Life is fading out of focus - this academic year is nearly done for us and I am beginning to draw together our various activities. My eldest has completed two IGCSEs this year and is aiming to finish a Literature assignment for his "1000 Years of Poetry" course so that he can put it away over the summer. My younger two each did a maths assessment this morning. Having been very excited by the idea of a maths exam, my little girl puffed her way through an hour of angles and I was surprised at the lack of her usual neatness that her work showed. It was only on marking it with her that I reflected on the fact that it was from a Year 7 textbook and she had got pretty much all of it right. (She's 10.) My student contact for the year is nearly over, the marathon is done and there is a sense of completion.

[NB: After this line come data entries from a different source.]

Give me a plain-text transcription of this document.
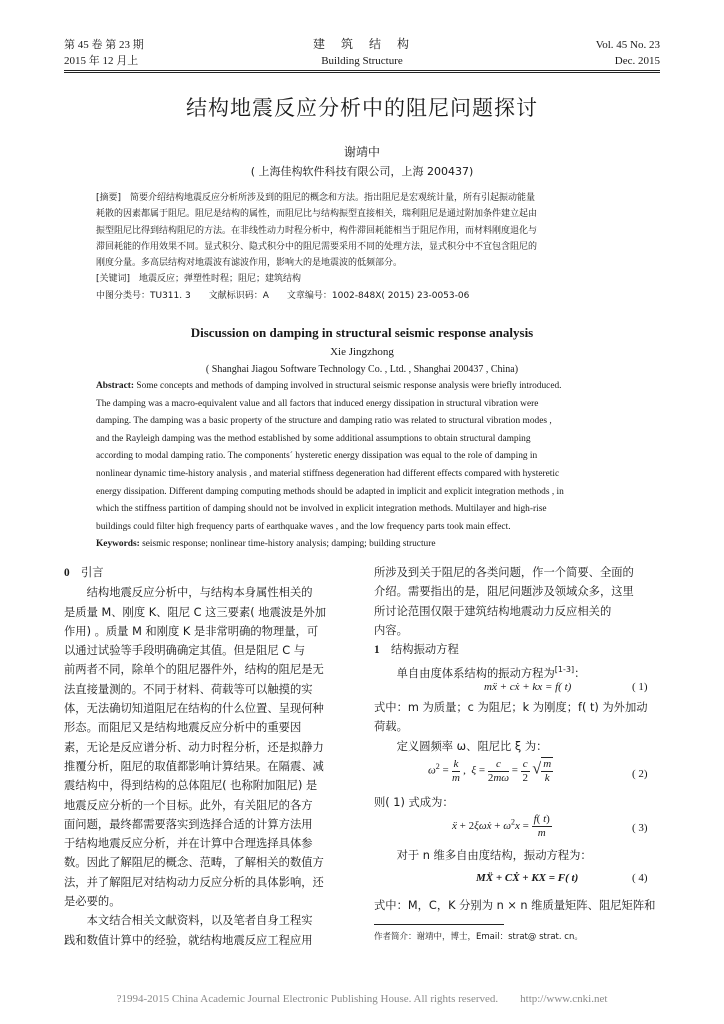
第 45 卷 第 23 期
2015 年 12 月上
建　筑　结　构
Building Structure
Vol. 45 No. 23
Dec. 2015
结构地震反应分析中的阻尼问题探讨
谢靖中
( 上海佳构软件科技有限公司，上海 200437)
[摘要]　 简要介绍结构地震反应分析所涉及到的阻尼的概念和方法。指出阻尼是宏观统计量，所有引起振动能量
耗散的因素都属于阻尼。阻尼是结构的属性，而阻尼比与结构振型直接相关，瑞利阻尼是通过附加条件建立起由
振型阻尼比得到结构阻尼的方法。在非线性动力时程分析中，构件滞回耗能相当于阻尼作用，而材料刚度退化与
滞回耗能的作用效果不同。显式积分、隐式积分中的阻尼需要采用不同的处理方法，显式积分中不宜包含阻尼的
刚度分量。多高层结构对地震波有滤波作用，影响大的是地震波的低频部分。
[关键词]　 地震反应；弹塑性时程；阻尼；建筑结构
中图分类号：TU311. 3　　文献标识码：A　　文章编号：1002-848X( 2015) 23-0053-06
Discussion on damping in structural seismic response analysis
Xie Jingzhong
( Shanghai Jiagou Software Technology Co. , Ltd. , Shanghai 200437 , China)
Abstract: Some concepts and methods of damping involved in structural seismic response analysis were briefly introduced.
The damping was a macro-equivalent value and all factors that induced energy dissipation in structural vibration were
damping. The damping was a basic property of the structure and damping ratio was related to structural vibration modes ,
and the Rayleigh damping was the method established by some additional assumptions to obtain structural damping
according to modal damping ratio. The components´ hysteretic energy dissipation was equal to the role of damping in
nonlinear dynamic time-history analysis , and material stiffness degeneration had different effects compared with hysteretic
energy dissipation. Different damping computing methods should be adapted in implicit and explicit integration methods , in
which the stiffness partition of damping should not be involved in explicit integration methods. Multilayer and high-rise
buildings could filter high frequency parts of earthquake waves , and the low frequency parts took main effect.
Keywords: seismic response; nonlinear time-history analysis; damping; building structure
0　 引言
　　结构地震反应分析中，与结构本身属性相关的
是质量 M、刚度 K、阻尼 C 这三要素( 地震波是外加
作用) 。质量 M 和刚度 K 是非常明确的物理量，可
以通过试验等手段明确确定其值。但是阻尼 C 与
前两者不同，除单个的阻尼器件外，结构的阻尼是无
法直接量测的。不同于材料、荷载等可以触摸的实
体，无法确切知道阻尼在结构的什么位置、呈现何种
形态。而阻尼又是结构地震反应分析中的重要因
素，无论是反应谱分析、动力时程分析，还是拟静力
推覆分析，阻尼的取值都影响计算结果。在隔震、减
震结构中，得到结构的总体阻尼( 也称附加阻尼) 是
地震反应分析的一个目标。此外，有关阻尼的各方
面问题，最终都需要落实到选择合适的计算方法用
于结构地震反应分析，并在计算中合理选择具体参
数。因此了解阻尼的概念、范畴，了解相关的数值方
法，并了解阻尼对结构动力反应分析的具体影响，还
是必要的。
　　本文结合相关文献资料，以及笔者自身工程实
践和数值计算中的经验，就结构地震反应工程应用
所涉及到关于阻尼的各类问题，作一个简要、全面的
介绍。需要指出的是，阻尼问题涉及领域众多，这里
所讨论范围仅限于建筑结构地震动力反应相关的
内容。
1　 结构振动方程
　　单自由度体系结构的振动方程为[1-3]：
mẍ + cẋ + kx = f( t)	( 1)
式中：m 为质量；c 为阻尼；k 为刚度；f( t) 为外加动
荷载。
　　定义圆频率 ω、阻尼比 ξ 为：
$\omega^2 = \frac{k}{m}$ ,  $\xi = \frac{c}{2m\omega} = \frac{c}{2}$ √ $\frac{m}{k}$	( 2)
则( 1) 式成为：
ẍ + 2ξωẋ + $\omega^2x = \frac{f( t)}{m}$	( 3)
　　对于 n 维多自由度结构，振动方程为：
MẌ + CẊ + KX = F( t)	( 4)
式中：M，C，K 分别为 n × n 维质量矩阵、阻尼矩阵和
作者简介：谢靖中，博士，Email：strat@ strat. cn。
?1994-2015 China Academic Journal Electronic Publishing House. All rights reserved.　　http://www.cnki.net
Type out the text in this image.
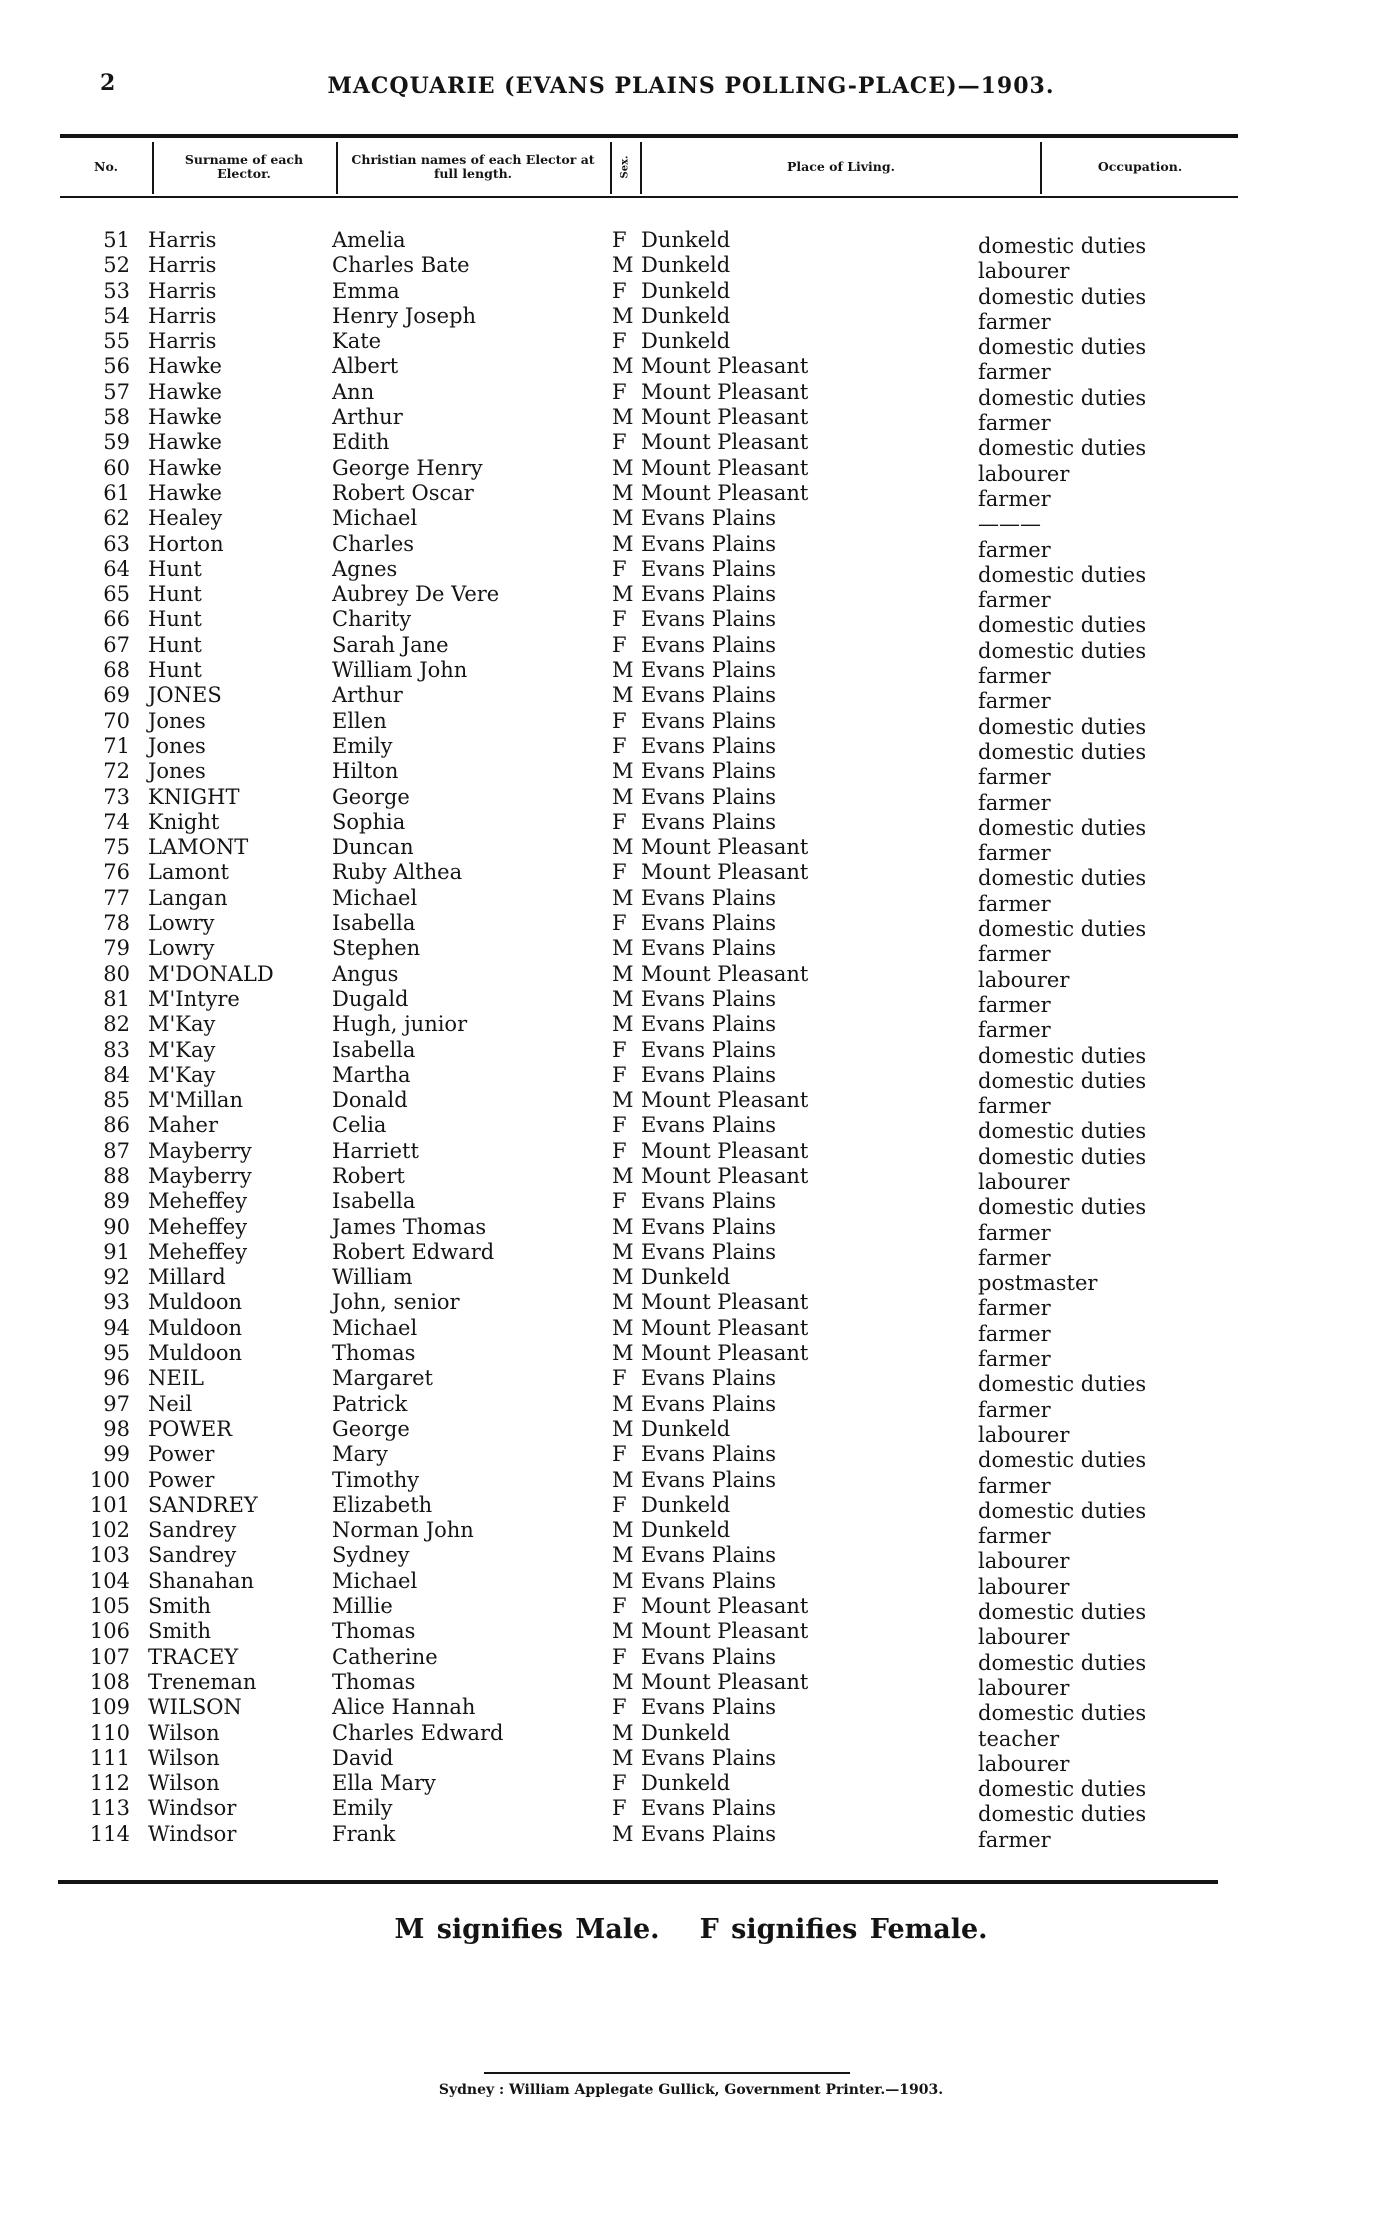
2	MACQUARIE (EVANS PLAINS POLLING-PLACE)—1903.
No.	Surname of each Elector.
Christian names of each Elector at full length.	Sex.	Place of Living.	Occupation.
51 Harris	Amelia	F Dunkeld	domestic duties
52 Harris	Charles Bate	M Dunkeld	labourer
53 Harris	Emma	F Dunkeld	domestic duties
54 Harris	Henry Joseph	M Dunkeld	farmer
55 Harris	Kate	F Dunkeld	domestic duties
56 Hawke	Albert	M Mount Pleasant	farmer
57 Hawke	Ann	F Mount Pleasant	domestic duties
58 Hawke	Arthur	M Mount Pleasant	farmer
59 Hawke	Edith	F Mount Pleasant	domestic duties
60 Hawke	George Henry	M Mount Pleasant	labourer
61 Hawke	Robert Oscar	M Mount Pleasant	farmer
62 Healey	Michael	M Evans Plains	———
63 Horton	Charles	M Evans Plains	farmer
64 Hunt	Agnes	F Evans Plains	domestic duties
65 Hunt	Aubrey De Vere	M Evans Plains	farmer
66 Hunt	Charity	F Evans Plains	domestic duties
67 Hunt	Sarah Jane	F Evans Plains	domestic duties
68 Hunt	William John	M Evans Plains	farmer
69 JONES	Arthur	M Evans Plains	farmer
70 Jones	Ellen	F Evans Plains	domestic duties
71 Jones	Emily	F Evans Plains	domestic duties
72 Jones	Hilton	M Evans Plains	farmer
73 KNIGHT	George	M Evans Plains	farmer
74 Knight	Sophia	F Evans Plains	domestic duties
75 LAMONT	Duncan	M Mount Pleasant	farmer
76 Lamont	Ruby Althea	F Mount Pleasant	domestic duties
77 Langan	Michael	M Evans Plains	farmer
78 Lowry	Isabella	F Evans Plains	domestic duties
79 Lowry	Stephen	M Evans Plains	farmer
80 M'DONALD	Angus	M Mount Pleasant	labourer
81 M'Intyre	Dugald	M Evans Plains	farmer
82 M'Kay	Hugh, junior	M Evans Plains	farmer
83 M'Kay	Isabella	F Evans Plains	domestic duties
84 M'Kay	Martha	F Evans Plains	domestic duties
85 M'Millan	Donald	M Mount Pleasant	farmer
86 Maher	Celia	F Evans Plains	domestic duties
87 Mayberry	Harriett	F Mount Pleasant	domestic duties
88 Mayberry	Robert	M Mount Pleasant	labourer
89 Meheffey	Isabella	F Evans Plains	domestic duties
90 Meheffey	James Thomas	M Evans Plains	farmer
91 Meheffey	Robert Edward	M Evans Plains	farmer
92 Millard	William	M Dunkeld	postmaster
93 Muldoon	John, senior	M Mount Pleasant	farmer
94 Muldoon	Michael	M Mount Pleasant	farmer
95 Muldoon	Thomas	M Mount Pleasant	farmer
96 NEIL	Margaret	F Evans Plains	domestic duties
97 Neil	Patrick	M Evans Plains	farmer
98 POWER	George	M Dunkeld	labourer
99 Power	Mary	F Evans Plains	domestic duties
100 Power	Timothy	M Evans Plains	farmer
101 SANDREY	Elizabeth	F Dunkeld	domestic duties
102 Sandrey	Norman John	M Dunkeld	farmer
103 Sandrey	Sydney	M Evans Plains	labourer
104 Shanahan	Michael	M Evans Plains	labourer
105 Smith	Millie	F Mount Pleasant	domestic duties
106 Smith	Thomas	M Mount Pleasant	labourer
107 TRACEY	Catherine	F Evans Plains	domestic duties
108 Treneman	Thomas	M Mount Pleasant	labourer
109 WILSON	Alice Hannah	F Evans Plains	domestic duties
110 Wilson	Charles Edward	M Dunkeld	teacher
111 Wilson	David	M Evans Plains	labourer
112 Wilson	Ella Mary	F Dunkeld	domestic duties
113 Windsor	Emily	F Evans Plains	domestic duties
114 Windsor	Frank	M Evans Plains	farmer
M signifies Male. F signifies Female.
Sydney : William Applegate Gullick, Government Printer.—1903.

At the same time, my thoughts are turning to the future. My partner and I are in the process of transforming our tutoring into a business and launching my English teaching here in the Dales and I am beginning to put together my part-time teaching timetable for September. I am about to start exam marking and have just this morning seen a working-from-home opportunity in a local sixth form college which I will be applying for. I am considering options for the childrens' studies for next year, including Open Learn self-study courses available from the Open University and finding centres where the children would be able to take a Modern Foreign Language IGCSE and my two boys are busy planning our schedule for this coming Thursday when we will be at the Oxford University Open Day visiting the English and Engineering departments.
The image I have is of a slide-show, where one picture blurs into the next. For a while nothing is clear, it is just a mess of colour. The old picture is going and the new is not year clear. I feel as if I am living within the blur.